On 12 November 1912 Landsborough married Marjorie Learner (1884-1985), another missionary serving in Taiwan.  On 16 December 1914 Marjorie Learner gave birth to their son, David Landsborough IV (1914-2010).  Their daughter Jean Landsborough (1918-1988) was born in England on 18 November 1918.  The Landsboroughs raised their children in Taiwan and the two grew up speaking Taiwanese.

=== "The Love Surrounding the First Skin Graft in Taiwan" ===
In 1928, a poor 13-year-old boy, Chou Chin-Yao (周金耀), fell off a rock in Changhua. As a result, Chou developed serious skin ulcers around his right knee, a condition that could require amputation without treatment. With no other options, Landsborough decided to perform an unprecedented surgery. Marjorie Learner volunteered to give some of her skin to Chou and Landsborough grafted four pieces of his wife's thigh onto Chou, the first skin-graft in Taiwanese history.

With no references, Landsborough pioneered allografting in Taiwan and was one of the first to perform allografting in history. Although the donation ultimately failed due to Chou's body rejecting the grafted tissue, Chou survived, recovered from his condition and did not require an amputation. Years later, Chou became a missionary under the Landsboroughs.
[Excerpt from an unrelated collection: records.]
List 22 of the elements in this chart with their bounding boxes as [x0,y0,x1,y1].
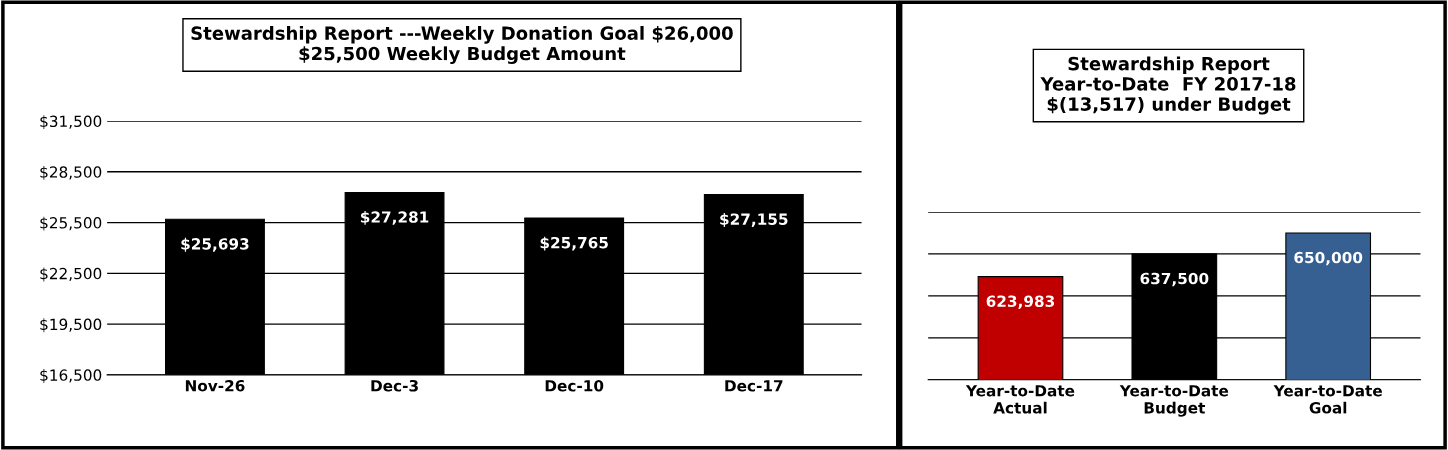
y-tick-label: $19,500 [40,318,102,333]
x-tick-label: Year-to-Date Budget [1119,385,1229,417]
data-label: $27,155 [720,213,788,227]
x-tick-label: Year-to-Date Goal [1273,385,1382,414]
data-label: 650,000 [1294,251,1363,266]
x-tick-label: Dec-17 [725,380,783,392]
data-label: 637,500 [1140,272,1209,287]
x-tick-label: Dec-10 [545,379,604,392]
y-tick-label: $16,500 [40,369,102,383]
data-label: 623,983 [986,295,1055,309]
x-tick-label: Year-to-Date Actual [965,385,1075,414]
chart-title: Stewardship Report ---Weekly Donation Goal $26,000 $25,500 Weekly Budget Amount [191,26,733,64]
data-label: $27,281 [360,210,429,225]
y-tick-label: $25,500 [40,216,102,231]
y-tick-label: $31,500 [40,115,102,130]
x-tick-label: Dec-3 [371,379,418,392]
y-tick-label: $28,500 [40,166,102,180]
chart-title: Stewardship Report Year-to-Date FY 2017-18 $(13,517) under Budget [1040,56,1296,115]
x-tick-label: Nov-26 [185,379,245,392]
data-label: $25,765 [540,236,608,251]
y-tick-label: $22,500 [40,267,102,282]
data-label: $25,693 [181,237,249,252]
Regarding the surgery, Chou said: "Though the piece of skin could not be grafted onto my body, it is sewn in my heart."

== Legacy ==
Landsborough left Taiwan for the last time on 1 March 1936 and returned to England.  His son, David Landsborough IV, continued his missionary work for decades after. David Landsborough III died in 1957.

In 1958, Tsung-Ming Tu invited Marjorie Learner to tell the story of "The Love Surrounding the First Skin Graft in Taiwan" to the students at Kaohsiung Medical School.  Artist Shih-Chiao painted a piece depicting the story that is hung up at Kaohsiung Medical School as a professional model for students to use today.